President Donald Trump isn’t getting his long-promised border wall. Instead, the president is deploying the National Guard to help border patrol agents secure America’s southern border. Outside of the moral pitfalls that the potential border wall presented, some security experts doubted whether an extensive, largely unmanned wall would be effective anyway. The National Guard might actually prove more effective.
Somewhere between 2,000 to 4,000 National Guard members will be deployed along the border with Mexico. The National Guard will be deployed in a support role and may even be unarmed. Either way, the National Guard is finding itself stepping into a complex situation.

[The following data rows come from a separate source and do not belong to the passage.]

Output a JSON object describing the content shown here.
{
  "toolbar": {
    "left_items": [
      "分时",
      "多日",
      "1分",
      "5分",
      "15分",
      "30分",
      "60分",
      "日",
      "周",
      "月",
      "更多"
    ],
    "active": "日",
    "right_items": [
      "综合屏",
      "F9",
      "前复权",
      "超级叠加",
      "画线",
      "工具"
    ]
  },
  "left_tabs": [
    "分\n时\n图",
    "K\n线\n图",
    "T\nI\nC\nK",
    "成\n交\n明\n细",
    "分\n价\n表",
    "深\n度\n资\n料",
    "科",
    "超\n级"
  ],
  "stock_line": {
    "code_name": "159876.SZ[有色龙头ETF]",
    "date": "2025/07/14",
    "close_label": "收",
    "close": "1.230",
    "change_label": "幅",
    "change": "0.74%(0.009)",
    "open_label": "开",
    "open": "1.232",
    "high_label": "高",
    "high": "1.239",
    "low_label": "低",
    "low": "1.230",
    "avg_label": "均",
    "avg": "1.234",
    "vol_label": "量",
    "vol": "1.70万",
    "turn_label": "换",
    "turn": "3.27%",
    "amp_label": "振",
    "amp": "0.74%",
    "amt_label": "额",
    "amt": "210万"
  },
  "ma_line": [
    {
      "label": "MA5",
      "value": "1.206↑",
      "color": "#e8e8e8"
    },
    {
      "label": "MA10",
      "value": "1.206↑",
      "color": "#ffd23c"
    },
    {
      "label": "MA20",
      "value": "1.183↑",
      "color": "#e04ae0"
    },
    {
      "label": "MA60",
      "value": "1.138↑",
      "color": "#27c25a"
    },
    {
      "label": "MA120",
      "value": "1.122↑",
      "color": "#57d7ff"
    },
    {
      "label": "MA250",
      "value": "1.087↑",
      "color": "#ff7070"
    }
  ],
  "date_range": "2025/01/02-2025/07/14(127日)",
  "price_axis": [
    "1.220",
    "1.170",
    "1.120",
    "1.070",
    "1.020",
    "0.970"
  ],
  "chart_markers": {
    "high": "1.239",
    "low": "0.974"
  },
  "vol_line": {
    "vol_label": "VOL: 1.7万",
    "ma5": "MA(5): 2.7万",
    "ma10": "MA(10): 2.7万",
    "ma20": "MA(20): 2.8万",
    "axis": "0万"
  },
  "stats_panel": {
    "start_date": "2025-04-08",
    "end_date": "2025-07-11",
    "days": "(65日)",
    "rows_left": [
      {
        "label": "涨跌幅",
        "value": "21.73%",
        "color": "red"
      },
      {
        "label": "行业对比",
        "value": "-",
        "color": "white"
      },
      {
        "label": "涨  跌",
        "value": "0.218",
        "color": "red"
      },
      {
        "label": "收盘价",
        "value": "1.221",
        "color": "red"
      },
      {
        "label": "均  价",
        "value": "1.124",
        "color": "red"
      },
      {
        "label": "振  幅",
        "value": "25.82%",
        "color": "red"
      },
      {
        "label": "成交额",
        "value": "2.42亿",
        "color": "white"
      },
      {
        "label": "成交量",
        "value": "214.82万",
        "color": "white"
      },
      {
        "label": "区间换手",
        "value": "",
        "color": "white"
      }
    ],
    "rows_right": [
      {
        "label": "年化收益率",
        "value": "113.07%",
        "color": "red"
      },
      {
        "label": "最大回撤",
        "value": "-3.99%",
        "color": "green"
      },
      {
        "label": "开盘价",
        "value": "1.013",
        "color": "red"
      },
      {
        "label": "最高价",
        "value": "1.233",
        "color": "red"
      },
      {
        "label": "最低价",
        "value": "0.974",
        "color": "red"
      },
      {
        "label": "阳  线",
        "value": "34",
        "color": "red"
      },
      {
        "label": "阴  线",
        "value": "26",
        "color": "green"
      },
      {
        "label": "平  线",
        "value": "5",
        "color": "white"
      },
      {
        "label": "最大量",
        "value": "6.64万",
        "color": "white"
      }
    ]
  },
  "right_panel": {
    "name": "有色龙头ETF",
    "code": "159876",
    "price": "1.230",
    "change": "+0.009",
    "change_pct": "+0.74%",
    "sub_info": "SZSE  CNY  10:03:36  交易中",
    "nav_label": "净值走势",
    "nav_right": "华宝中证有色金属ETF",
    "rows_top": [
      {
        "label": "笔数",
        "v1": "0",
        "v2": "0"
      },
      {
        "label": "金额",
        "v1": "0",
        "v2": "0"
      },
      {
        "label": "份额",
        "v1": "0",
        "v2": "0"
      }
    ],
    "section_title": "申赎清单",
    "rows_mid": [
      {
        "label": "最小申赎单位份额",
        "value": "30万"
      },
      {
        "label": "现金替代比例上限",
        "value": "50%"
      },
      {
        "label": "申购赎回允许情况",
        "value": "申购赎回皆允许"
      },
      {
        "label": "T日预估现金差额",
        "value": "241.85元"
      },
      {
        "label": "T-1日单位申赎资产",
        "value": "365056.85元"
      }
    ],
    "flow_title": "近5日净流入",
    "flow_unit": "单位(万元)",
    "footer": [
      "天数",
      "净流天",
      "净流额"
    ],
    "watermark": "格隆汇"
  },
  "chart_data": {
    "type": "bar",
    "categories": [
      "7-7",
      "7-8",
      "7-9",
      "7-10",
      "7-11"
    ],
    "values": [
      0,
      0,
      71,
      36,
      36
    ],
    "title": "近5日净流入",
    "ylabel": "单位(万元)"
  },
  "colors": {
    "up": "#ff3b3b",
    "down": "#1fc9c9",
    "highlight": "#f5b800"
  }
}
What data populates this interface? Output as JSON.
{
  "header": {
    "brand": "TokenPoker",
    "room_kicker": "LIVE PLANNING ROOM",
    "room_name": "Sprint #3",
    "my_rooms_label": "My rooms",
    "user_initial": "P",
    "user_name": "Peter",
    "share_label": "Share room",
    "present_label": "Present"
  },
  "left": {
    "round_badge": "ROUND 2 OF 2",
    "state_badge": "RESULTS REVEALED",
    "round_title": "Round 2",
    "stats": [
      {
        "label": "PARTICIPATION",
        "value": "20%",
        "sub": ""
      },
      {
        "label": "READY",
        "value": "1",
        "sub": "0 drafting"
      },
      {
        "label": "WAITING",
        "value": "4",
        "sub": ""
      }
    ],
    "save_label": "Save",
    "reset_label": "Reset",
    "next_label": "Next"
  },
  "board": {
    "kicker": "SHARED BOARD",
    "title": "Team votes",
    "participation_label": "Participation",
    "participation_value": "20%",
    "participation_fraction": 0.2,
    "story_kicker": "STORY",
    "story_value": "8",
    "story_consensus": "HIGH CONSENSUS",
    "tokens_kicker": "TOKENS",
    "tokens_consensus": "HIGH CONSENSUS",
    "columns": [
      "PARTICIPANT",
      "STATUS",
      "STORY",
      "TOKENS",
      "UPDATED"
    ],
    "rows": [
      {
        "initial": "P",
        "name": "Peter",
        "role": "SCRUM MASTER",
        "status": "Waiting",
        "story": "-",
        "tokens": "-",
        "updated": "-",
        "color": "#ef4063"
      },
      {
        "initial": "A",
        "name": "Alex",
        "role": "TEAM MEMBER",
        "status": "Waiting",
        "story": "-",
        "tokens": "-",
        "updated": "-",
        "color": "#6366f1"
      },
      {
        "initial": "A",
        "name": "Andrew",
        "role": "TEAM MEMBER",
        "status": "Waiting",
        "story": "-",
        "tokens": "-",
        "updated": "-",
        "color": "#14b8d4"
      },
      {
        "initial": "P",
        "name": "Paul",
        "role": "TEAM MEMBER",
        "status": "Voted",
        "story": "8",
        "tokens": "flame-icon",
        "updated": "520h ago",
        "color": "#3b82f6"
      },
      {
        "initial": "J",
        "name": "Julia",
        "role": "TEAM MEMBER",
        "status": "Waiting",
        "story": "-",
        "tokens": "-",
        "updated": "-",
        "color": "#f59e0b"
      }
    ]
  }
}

The National Guard had previously been deployed along the border by the Bush administration from 2006 to 2008 and also by the Obama administration in 2010 and 2011. However, the Posse Comitatus Act of 1878 limits the role that the military can take in civilian law enforcement matters. As such, the National Guard will likely be helping behind the scenes with surveillance, vehicle maintenance, observation, and other tasks that are unlikely to put them in direct contact with people illegally crossing the border. Once someone is spotted, border patrol agents can be called in to deal with the situation.
However, changing trends in illegal immigration are adding complications to border enforcement. In the past, roughly 90 percent of crossers arrested were men from Mexico looking for jobs. Their legal violations were clear and once they crossed the border, the law enforcement situation was quite straightforward as far as border patrol was concerned. They had crossed illegally and thus were due to be deported.
Now, Mexican job seekers make up only about 4 of 10 people arrested for crossing illegally into America. Increasingly, women and children from Central America are making the dangerous trek north, hoping to find not jobs but, instead, asylum in the United States. Rather than hiding from authorities, many actually seek them out in order to claim asylum. In fact, asylum requests surged by 25 percent in 2017 compared to 2016.
Most of the refugees are coming from the “Northern Triangle,” which consists of Honduras, Guatemala, and El Salvador. Besides the United States, many people are seeking refuge in Belize, Costa Rica, Nicaragua, and Panama. That the Northern Triangle is the most unstable region in Central America should come as no surprise. All three countries were afflicted by instability and civil war throughout the 1980s, leaving behind weak civil institutions and governance.
Legally (and in my opinion morally), such asylum seekers can’t simply be deported but must instead have their cases heard. While the drug war in Mexico draws the most headlines, the situation further south, in Central America, is perhaps even more dire. According to the Fragile States Index, both Guatemala and Honduras are considerably more unstable than Mexico, while El Salvador is about on par. Violence in these countries has surged over the past decade.
It’s hard not to feel sympathy for people who are trying to escape violence. Back in 2015, then-commander of U.S. Southern Command John Kelly (now White House chief of staff) admitted, “In many ways [parents] are trying to save their children from the violence in their own countries.”
For the National Guard, which is more frequently deployed to disaster-ravaged regions rather than combat zones, the humanitarian angle will add further complications. Moreover, the Trump administration will likewise find itself walking a thin line, trying to balance human rights concerns and border security.